Date: Tue, 29 Mar 2011 21:00:23 +0530 [thread overview]
Message-ID: <20110329153023.GC2879@balbir.in.ibm.com> (raw)
In-Reply-To: <1301184884-17155-1-git-send-email-yinghan@google.com>
* Ying Han <yinghan@google.com> [2011-03-26 17:14:44]:
> Two new stats in per-memcg memory.stat which tracks the number of
> page faults and number of major page faults.
>
> "pgfault"
> "pgmajfault"
>
> It is valuable to track the two stats for both measuring application's
> performance as well as the efficiency of the kernel page reclaim path.
>
> Functional test: check the total number of pgfault/pgmajfault of all
> memcgs and compare with global vmstat value:
>
> $ cat /proc/vmstat | grep fault
> pgfault 1070751
> pgmajfault 553
>
> $ cat /dev/cgroup/memory.stat | grep fault
> pgfault 1069962
> pgmajfault 553
> total_pgfault 1069966
> total_pgmajfault 553
>
> $ cat /dev/cgroup/A/memory.stat | grep fault
> pgfault 199
> pgmajfault 0
> total_pgfault 199
> total_pgmajfault 0
>
> Performance test: run page fault test(pft) wit 16 thread on faulting in 15G
> anon pages in 16G container. There is no regression noticed on the "flt/cpu/s"
>
> Sample output from pft:
> TAG pft:anon-sys-default:
> Gb Thr CLine User System Wall flt/cpu/s fault/wsec
> 15 16 1 0.67s 232.11s 14.68s 16892.130 267796.518
>
> $ ./ministat mmotm.txt mmotm_fault.txt
> x mmotm.txt (w/o patch)
> + mmotm_fault.txt (w/ patch)
> +-------------------------------------------------------------------------+
> N Min Max Median Avg Stddev
> x 10 16682.962 17344.027 16913.524 16928.812 166.5362
> + 10 16696.49 17480.09 16949.143 16951.448 223.56288
> No difference proven at 95.0% confidence
>
> Signed-off-by: Ying Han <yinghan@google.com>
> ---
> Documentation/cgroups/memory.txt | 4 +++
> fs/ncpfs/mmap.c | 2 +
> include/linux/memcontrol.h | 22 +++++++++++++++
> mm/filemap.c | 1 +
> mm/memcontrol.c | 54 ++++++++++++++++++++++++++++++++++++++
> mm/memory.c | 2 +
> mm/shmem.c | 1 +
> 7 files changed, 86 insertions(+), 0 deletions(-)
>
> diff --git a/Documentation/cgroups/memory.txt b/Documentation/cgroups/memory.txt
> index b6ed61c..2db6103 100644
> --- a/Documentation/cgroups/memory.txt
> +++ b/Documentation/cgroups/memory.txt
> @@ -385,6 +385,8 @@ mapped_file - # of bytes of mapped file (includes tmpfs/shmem)

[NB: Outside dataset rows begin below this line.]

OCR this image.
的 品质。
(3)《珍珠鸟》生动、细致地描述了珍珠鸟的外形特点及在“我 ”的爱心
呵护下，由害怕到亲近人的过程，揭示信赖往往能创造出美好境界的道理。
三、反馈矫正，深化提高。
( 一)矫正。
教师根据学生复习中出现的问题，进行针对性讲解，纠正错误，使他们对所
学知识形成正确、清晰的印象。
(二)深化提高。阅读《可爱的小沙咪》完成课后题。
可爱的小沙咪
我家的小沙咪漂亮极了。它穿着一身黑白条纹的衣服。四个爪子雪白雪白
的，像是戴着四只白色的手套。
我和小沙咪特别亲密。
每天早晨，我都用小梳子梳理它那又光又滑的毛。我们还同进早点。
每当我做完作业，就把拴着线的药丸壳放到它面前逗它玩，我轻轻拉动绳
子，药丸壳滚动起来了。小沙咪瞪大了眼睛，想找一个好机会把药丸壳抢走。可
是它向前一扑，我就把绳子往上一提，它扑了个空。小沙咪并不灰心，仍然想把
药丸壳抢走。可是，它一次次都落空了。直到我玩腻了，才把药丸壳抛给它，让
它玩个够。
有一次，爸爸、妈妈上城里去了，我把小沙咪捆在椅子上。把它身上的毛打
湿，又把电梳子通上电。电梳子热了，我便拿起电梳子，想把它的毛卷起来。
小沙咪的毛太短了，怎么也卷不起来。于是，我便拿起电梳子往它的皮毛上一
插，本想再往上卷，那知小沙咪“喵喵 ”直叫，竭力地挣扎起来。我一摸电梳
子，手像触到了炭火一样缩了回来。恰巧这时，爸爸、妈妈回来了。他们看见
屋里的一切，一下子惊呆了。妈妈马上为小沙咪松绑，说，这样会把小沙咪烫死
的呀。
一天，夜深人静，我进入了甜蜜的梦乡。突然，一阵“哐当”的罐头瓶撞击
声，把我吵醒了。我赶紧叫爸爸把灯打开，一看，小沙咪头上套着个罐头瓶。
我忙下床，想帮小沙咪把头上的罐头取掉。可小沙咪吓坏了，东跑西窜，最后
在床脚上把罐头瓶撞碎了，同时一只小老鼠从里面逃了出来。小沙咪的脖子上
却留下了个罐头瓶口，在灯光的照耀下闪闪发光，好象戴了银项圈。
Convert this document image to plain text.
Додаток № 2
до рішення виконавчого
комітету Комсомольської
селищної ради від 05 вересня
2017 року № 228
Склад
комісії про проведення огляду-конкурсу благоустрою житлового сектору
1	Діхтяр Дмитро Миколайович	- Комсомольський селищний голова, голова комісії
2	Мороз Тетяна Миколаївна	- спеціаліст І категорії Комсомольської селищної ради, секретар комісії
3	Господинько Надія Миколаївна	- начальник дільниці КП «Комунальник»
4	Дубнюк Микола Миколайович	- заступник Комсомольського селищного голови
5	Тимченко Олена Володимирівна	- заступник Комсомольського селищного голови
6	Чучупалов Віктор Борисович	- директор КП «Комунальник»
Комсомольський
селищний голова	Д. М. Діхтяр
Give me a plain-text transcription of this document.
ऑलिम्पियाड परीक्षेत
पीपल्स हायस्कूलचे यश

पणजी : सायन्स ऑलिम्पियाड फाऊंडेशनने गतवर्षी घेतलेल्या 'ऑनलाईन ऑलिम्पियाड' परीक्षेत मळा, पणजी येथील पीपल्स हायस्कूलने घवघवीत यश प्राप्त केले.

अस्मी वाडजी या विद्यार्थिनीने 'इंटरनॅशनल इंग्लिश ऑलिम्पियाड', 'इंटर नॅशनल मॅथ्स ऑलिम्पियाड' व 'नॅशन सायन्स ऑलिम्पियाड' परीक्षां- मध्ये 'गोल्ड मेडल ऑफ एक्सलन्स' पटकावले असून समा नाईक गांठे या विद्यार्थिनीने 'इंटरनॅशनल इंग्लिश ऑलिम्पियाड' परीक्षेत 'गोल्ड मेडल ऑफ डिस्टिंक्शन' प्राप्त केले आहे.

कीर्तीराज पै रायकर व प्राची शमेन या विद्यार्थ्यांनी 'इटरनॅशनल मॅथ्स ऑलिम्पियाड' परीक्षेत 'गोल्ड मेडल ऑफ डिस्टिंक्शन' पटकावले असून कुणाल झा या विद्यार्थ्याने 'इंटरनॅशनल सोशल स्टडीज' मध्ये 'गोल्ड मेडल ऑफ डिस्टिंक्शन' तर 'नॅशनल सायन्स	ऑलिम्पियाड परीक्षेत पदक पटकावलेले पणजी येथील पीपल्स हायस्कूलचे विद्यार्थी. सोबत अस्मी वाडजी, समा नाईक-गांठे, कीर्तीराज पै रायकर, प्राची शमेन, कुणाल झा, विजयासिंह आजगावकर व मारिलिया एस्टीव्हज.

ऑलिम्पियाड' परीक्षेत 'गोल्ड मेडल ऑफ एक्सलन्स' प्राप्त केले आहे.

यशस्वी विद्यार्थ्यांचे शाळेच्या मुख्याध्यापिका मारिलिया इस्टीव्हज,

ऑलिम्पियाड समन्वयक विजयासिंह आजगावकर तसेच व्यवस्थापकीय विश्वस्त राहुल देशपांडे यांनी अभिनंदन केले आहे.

> pgpgin - # of pages paged in (equivalent to # of charging events).
> pgpgout - # of pages paged out (equivalent to # of uncharging events).
> swap - # of bytes of swap usage
> +pgfault - # of page faults.
> +pgmajfault - # of major page faults.
> inactive_anon - # of bytes of anonymous memory and swap cache memory on
> LRU list.
> active_anon - # of bytes of anonymous and swap cache memory on active
> @@ -406,6 +408,8 @@ total_mapped_file - sum of all children's "cache"
> total_pgpgin - sum of all children's "pgpgin"
> total_pgpgout - sum of all children's "pgpgout"
> total_swap - sum of all children's "swap"
> +total_pgfault - sum of all children's "pgfault"
> +total_pgmajfault - sum of all children's "pgmajfault"
> total_inactive_anon - sum of all children's "inactive_anon"
> total_active_anon - sum of all children's "active_anon"
> total_inactive_file - sum of all children's "inactive_file"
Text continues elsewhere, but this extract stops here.